You can see, that there are two ways to determine parent-child relationship between content types. You can of course use always the ParentCT+00+GUID way, like I did, but then you will surely bang your head against a wall when it comes to work with publishing.
Scenario:
I created a content type schema for a publishing site, where A was parent for AB, which was parent for ABC, etc. For every content type, I used the ParentCT+00+GUID inheritance schema, which gave me a pretty long content type id for ABC, but what the heck, Sharepoint will handle it, won’t it?
Then I created Page Layouts and associated them with the appropriate content type. I deployed it, I created page instances from the different page layouts. Everything worked just fine. Me happy 
Then I noticed that even I had one page instance from each page layout (A, AB and ABC), the content type of all three page instances was ABC. I wasn’t so happy anymore, because I built a user control which was using filtering based on the content type of the page instance, so I needed this working correctly.
I did another experiment, and I noticed, that if I add the content type manually to the document library (Settings->Add existing content type from site) then it works correctly: page instance of A will have content type A, page instance of AB will have content type AB and so on.
So I had no other choice, but debug Sharepoint. With the help of the 30 days trial version of Reflector VS PRO, I found the exact flow which takes place when you create a document based on a page layout.

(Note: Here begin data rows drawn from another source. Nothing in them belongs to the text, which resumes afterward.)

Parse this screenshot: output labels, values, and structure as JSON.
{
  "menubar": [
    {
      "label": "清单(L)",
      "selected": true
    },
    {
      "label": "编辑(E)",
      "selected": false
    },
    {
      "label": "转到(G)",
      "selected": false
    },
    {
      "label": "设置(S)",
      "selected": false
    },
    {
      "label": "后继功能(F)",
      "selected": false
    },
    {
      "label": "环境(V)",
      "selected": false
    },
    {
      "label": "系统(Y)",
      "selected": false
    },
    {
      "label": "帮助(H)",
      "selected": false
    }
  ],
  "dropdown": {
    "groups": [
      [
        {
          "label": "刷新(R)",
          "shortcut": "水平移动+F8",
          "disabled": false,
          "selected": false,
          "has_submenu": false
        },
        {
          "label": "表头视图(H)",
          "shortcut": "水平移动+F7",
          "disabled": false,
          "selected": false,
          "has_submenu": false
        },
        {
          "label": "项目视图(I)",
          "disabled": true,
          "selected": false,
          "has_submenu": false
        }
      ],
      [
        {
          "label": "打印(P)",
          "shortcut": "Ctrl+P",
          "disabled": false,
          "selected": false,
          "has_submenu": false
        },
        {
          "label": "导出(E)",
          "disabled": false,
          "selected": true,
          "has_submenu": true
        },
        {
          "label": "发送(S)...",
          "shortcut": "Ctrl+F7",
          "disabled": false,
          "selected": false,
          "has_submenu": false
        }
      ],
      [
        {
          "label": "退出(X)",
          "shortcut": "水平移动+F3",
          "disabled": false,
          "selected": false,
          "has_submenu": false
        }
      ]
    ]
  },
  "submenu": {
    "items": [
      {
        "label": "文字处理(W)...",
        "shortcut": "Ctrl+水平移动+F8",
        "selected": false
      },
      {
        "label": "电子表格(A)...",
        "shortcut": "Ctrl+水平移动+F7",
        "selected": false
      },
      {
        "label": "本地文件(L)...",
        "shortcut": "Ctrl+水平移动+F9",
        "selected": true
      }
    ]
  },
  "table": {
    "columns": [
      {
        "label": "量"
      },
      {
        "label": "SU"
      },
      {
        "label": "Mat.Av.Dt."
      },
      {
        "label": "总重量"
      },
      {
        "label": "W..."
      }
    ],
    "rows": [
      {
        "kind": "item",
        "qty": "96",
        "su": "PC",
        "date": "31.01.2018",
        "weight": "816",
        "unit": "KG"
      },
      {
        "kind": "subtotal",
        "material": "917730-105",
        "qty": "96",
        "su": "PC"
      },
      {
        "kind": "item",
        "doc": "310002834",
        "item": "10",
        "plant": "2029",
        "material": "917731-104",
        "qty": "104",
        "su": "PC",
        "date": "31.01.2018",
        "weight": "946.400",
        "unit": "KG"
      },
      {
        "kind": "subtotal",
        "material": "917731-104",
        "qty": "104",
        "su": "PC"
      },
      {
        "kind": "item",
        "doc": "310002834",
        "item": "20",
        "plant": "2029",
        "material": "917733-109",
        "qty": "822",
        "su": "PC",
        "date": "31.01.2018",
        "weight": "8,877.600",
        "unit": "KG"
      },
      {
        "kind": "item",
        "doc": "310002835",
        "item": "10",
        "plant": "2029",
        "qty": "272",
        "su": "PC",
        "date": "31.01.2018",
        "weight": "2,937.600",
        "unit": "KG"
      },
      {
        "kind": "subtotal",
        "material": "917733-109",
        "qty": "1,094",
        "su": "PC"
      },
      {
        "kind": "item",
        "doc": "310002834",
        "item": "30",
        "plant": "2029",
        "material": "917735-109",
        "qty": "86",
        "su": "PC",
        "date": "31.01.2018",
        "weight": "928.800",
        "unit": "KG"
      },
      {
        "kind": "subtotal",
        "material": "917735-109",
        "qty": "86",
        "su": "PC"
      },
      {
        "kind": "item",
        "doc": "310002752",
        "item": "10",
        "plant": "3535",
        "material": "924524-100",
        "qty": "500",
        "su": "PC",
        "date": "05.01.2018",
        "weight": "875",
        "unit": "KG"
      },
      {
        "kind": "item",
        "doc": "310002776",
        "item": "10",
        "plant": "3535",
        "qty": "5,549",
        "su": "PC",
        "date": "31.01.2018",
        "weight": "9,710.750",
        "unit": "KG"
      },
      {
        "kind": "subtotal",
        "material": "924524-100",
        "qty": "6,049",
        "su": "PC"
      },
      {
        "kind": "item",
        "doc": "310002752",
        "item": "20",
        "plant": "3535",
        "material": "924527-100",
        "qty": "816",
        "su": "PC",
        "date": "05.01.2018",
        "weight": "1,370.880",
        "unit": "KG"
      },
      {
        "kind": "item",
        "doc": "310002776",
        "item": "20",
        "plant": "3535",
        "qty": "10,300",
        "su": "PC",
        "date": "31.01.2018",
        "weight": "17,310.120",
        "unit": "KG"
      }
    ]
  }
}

At on moment it searches for the BestMatch of a content type id in a content types collection. That code looks like this:
public static SPContentTypeId BestMatch(SPContentTypeId contentTypeId, IEnumerable contentTypeIdCollection)
{
SPContentTypeId result = SPContentTypeId.Root;
int num = 0;
foreach (SPContentTypeId sPContentTypeId in contentTypeIdCollection)
{
int num2 = sPContentTypeId.CountCommonBytes(contentTypeId);
if (num2 > num)
{
result = sPContentTypeId;
num = num2;
}
else
{
if (num2 == num && sPContentTypeId.Length < result.Length)
{
result = sPContentTypeId;
}
}
}
return result;
}
I can’t say I understood what’s happening there, so I tried a different approach. 

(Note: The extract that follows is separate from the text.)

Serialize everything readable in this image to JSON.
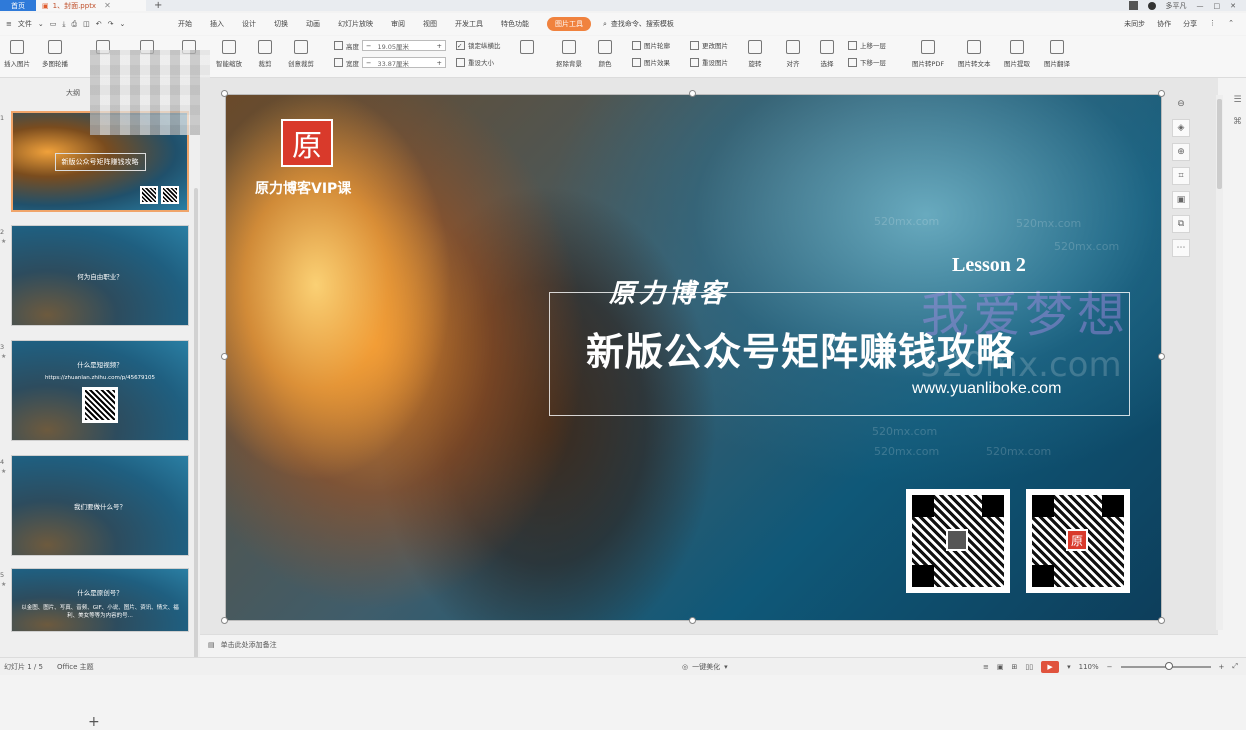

There was another publishing project, created by another team, which was working just fine, though it was also using content type inheritance. I took a look at the content type definitions from that project and it struck me immediately: these content type ids are much SHORTER!
Conclusion:
Pay attention to that link I mentioned above. Create a content type id using the ParentCT+00+GUID only when the parent is a “foreign” content type, meaning it’s either Sharepoint’s or a third party. After you created the first leaf of your content type inheritance tree that way, you can (and should!) continue using the other option: ParentCT+[01..FF] I have rewritten all my content type ids this way, and BANG: the page instance was created with the correct content type!